Immediately after ground impact, an intense, post-crash fire broke out and the aircraft was consumed almost completely. The airframe, engine, and aircraft systems were examined to the degree possible. No indication of any airframe failure or system malfunction was discovered.
The pilot was certified and qualified for the flight in accordance with existing regulations. There was no indication that incapacitation or physiological factors affected the pilot's performance.
Information gathered indicated that there were no airframe failures or system malfunctions prior to or during the flight and that the engine was operating.
The tower was appropriately painted. Its lighting was in accordance with existing regulations and was turned on at the time of the accident. Its location was depicted on the map used by the pilot for navigation.
The weather information available to the pilot prior to the occurrence flight was adequate and accurate. There was no indication that deteriorating weather conditions were encountered on the flight from Temagami to Boyce Lake; however, on the return trip, the pilot encountered an area of showers and reduced visibility. The pilot likely did not see the tower and anchor cables in time to avoid the collision.
Findings as to Causes and Contributing Factors
- The pilot continued flight in deteriorating meteorological conditions and likely did not see the tower and anchor cables in time to avoid the collision.
- The pilot was certified and qualified for the flight in accordance with existing regulations.
- There was no indication that incapacitation or physiological factors affected the pilot's performance.
- No indications of any airframe failure or system malfunction prior to or during the flight were found.
- The tower painting and markings were appropriate for the structure, in accordance with regulations. The lighting was reported as functioning at the time of the accident. The tower appeared on the map used by the pilot to navigate.

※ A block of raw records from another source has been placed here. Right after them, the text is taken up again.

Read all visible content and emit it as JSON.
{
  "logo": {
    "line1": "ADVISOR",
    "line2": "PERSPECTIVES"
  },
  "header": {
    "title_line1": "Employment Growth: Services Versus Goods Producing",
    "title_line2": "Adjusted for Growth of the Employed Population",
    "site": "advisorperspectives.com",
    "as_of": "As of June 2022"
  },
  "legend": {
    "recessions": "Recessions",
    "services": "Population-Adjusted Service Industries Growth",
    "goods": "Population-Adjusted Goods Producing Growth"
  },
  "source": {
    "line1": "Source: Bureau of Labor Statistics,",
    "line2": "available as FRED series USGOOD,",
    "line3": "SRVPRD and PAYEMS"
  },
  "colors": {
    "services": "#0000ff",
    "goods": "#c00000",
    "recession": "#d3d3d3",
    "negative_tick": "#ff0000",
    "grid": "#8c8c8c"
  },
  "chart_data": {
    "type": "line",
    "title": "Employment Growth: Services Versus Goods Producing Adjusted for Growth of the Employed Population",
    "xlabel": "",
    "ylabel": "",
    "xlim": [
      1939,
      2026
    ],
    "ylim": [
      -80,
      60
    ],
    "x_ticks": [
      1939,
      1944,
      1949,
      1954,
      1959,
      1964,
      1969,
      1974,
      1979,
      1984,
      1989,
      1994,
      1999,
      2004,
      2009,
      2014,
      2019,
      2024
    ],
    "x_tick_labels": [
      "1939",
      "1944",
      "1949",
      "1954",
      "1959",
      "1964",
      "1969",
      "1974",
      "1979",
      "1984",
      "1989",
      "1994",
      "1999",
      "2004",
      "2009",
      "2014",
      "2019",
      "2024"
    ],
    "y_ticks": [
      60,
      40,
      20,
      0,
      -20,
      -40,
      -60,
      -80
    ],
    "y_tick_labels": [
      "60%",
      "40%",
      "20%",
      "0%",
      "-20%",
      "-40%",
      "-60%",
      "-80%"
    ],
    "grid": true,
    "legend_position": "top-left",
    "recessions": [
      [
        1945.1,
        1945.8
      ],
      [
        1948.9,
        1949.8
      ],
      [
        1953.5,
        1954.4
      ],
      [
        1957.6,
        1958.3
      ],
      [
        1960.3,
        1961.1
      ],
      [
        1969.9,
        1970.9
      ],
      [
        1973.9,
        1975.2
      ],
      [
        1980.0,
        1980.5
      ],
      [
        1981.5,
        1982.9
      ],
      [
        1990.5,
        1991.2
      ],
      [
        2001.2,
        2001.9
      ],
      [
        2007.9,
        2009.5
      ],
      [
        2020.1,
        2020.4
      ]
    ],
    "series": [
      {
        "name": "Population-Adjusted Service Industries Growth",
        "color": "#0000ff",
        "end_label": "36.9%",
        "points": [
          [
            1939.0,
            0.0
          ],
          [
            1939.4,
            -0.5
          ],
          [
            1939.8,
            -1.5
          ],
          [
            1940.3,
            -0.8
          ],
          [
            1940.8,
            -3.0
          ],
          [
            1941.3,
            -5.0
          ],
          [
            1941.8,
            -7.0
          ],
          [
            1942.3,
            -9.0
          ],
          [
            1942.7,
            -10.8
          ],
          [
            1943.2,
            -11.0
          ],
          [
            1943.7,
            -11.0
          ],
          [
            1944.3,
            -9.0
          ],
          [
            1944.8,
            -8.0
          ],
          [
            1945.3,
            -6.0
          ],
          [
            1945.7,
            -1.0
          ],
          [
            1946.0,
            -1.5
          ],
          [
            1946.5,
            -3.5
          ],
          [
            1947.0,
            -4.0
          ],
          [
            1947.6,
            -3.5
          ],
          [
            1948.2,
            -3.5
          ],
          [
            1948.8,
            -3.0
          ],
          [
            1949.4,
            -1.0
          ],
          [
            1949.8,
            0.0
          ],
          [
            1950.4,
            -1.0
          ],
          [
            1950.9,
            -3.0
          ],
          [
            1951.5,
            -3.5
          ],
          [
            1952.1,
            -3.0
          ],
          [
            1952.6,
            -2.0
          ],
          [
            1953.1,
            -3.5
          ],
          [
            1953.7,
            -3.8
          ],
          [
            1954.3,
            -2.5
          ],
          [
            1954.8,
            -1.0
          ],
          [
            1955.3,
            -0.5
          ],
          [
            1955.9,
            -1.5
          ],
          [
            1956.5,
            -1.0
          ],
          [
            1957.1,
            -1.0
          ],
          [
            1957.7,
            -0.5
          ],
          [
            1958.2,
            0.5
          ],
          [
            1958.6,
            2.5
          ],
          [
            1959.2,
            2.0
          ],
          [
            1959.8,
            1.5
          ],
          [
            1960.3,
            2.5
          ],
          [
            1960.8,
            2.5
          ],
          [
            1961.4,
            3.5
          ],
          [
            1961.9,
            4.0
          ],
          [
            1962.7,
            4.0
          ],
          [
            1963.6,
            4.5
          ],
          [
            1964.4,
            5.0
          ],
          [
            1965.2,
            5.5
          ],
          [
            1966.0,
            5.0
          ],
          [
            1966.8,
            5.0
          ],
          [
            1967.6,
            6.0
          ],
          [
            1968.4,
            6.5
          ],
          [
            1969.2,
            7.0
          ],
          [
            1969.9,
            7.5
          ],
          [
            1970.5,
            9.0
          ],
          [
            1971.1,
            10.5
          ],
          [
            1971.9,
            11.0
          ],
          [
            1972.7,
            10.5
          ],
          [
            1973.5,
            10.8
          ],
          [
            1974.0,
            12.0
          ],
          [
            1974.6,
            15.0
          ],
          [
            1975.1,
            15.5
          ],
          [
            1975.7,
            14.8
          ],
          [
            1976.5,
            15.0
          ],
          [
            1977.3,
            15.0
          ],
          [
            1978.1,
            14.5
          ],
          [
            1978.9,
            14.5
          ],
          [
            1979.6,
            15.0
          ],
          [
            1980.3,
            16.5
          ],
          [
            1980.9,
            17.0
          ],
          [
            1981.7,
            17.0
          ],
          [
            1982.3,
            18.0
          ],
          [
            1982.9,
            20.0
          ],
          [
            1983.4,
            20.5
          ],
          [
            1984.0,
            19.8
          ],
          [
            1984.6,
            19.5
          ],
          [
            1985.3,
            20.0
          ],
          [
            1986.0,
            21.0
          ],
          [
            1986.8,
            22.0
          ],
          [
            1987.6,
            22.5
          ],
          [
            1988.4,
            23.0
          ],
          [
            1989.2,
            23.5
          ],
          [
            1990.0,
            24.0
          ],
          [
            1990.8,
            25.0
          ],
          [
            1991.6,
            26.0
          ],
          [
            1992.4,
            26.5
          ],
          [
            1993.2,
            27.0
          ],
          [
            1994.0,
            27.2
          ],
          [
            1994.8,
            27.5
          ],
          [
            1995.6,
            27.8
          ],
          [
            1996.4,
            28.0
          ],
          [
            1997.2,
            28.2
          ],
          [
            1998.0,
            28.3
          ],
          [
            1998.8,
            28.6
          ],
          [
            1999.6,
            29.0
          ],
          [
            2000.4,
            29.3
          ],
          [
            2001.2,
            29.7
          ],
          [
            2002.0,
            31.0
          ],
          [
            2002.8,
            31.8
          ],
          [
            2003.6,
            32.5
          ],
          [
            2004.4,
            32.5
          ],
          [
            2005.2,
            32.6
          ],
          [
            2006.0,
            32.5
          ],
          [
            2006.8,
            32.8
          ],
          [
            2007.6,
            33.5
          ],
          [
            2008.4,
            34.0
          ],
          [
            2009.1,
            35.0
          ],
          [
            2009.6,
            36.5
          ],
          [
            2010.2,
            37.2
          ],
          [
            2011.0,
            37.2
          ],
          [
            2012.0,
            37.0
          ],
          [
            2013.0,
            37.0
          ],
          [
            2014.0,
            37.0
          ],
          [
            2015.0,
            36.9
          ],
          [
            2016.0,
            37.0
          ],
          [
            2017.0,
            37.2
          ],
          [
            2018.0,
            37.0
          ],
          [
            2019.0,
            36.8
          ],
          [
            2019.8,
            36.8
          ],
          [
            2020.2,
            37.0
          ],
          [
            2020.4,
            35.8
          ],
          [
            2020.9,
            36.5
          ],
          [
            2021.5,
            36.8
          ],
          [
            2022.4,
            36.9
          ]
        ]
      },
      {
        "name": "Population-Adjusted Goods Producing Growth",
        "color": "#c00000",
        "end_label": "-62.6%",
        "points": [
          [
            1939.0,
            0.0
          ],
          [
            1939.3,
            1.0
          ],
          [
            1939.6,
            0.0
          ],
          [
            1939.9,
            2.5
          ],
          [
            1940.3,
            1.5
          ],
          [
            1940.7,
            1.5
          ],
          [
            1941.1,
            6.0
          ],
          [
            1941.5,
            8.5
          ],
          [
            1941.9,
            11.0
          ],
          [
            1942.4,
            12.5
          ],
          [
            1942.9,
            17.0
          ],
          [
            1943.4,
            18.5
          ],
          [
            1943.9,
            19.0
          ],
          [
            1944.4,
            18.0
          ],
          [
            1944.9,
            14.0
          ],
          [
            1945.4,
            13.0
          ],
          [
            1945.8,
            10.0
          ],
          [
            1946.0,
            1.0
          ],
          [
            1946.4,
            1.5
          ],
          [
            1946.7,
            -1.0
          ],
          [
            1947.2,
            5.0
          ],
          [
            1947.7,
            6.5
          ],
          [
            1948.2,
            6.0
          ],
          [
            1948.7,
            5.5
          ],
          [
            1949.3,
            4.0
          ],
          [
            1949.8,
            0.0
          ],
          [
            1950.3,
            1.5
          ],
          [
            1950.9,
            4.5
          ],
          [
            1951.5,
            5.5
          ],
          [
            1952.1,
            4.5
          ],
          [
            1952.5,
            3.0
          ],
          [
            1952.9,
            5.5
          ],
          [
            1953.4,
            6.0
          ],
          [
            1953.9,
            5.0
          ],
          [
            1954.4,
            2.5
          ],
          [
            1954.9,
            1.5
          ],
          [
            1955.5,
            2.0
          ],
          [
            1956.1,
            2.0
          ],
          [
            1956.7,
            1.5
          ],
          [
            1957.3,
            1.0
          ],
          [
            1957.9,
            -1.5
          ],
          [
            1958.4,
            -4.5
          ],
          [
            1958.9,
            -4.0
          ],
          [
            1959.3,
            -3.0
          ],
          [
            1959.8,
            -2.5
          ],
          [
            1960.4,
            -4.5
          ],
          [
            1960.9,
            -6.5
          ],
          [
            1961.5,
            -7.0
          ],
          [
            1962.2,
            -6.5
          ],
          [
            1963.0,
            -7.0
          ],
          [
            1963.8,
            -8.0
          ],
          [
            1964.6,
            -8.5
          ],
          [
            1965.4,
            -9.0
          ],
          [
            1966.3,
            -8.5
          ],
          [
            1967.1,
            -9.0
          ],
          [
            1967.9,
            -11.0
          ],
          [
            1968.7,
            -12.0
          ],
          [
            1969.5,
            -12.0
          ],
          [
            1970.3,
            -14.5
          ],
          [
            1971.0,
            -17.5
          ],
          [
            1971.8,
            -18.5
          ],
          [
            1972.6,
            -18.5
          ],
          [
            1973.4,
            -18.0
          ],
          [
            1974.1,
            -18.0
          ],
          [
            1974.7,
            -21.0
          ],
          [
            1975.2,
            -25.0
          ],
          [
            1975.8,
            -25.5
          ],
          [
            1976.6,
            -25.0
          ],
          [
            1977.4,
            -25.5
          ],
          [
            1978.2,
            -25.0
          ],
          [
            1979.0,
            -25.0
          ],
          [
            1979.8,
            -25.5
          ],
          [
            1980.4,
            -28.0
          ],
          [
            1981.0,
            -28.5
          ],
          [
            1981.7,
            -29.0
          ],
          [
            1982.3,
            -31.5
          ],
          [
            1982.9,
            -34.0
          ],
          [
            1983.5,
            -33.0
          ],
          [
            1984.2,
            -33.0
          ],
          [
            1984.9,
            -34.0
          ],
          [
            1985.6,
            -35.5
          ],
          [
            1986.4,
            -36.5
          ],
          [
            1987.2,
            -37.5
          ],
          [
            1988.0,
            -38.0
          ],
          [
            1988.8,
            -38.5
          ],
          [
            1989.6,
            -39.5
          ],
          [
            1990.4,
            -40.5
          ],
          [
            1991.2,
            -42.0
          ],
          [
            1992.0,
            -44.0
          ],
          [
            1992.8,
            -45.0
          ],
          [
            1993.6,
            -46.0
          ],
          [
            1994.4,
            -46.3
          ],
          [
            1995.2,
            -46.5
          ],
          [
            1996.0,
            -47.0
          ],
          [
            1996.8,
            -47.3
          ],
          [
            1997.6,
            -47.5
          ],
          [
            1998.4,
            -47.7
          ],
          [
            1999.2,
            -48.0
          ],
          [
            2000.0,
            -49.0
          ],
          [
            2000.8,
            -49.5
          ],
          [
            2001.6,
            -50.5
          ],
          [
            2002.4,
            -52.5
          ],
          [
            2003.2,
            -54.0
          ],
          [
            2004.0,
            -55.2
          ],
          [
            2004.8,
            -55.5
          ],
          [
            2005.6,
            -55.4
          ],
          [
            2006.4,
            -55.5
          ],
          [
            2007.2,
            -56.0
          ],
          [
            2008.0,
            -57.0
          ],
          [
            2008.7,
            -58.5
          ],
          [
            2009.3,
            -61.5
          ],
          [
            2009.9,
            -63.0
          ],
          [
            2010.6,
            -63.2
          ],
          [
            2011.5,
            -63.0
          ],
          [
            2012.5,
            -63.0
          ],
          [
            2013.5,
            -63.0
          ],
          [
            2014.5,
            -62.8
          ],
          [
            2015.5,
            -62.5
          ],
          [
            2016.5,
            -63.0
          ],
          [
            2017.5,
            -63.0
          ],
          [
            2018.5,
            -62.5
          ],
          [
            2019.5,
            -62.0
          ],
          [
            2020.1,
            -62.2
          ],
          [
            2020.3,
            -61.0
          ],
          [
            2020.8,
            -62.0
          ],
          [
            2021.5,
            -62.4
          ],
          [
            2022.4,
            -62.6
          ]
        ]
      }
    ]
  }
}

This report concludes the Transportation Safety Board's investigation into this occurrence. Consequently, the Board authorized the release of this report on 31 August 2000.
1. For Area Forecasts (FA), all heights are above sea level (asl) unless otherwise noted. For aviation routine weather reports (METAR) and TAFs, all heights are in feet above ground level (agl); all visibilities in statute miles (sm); all wind directions are in degrees True (T); and all wind speeds are in knots (kt).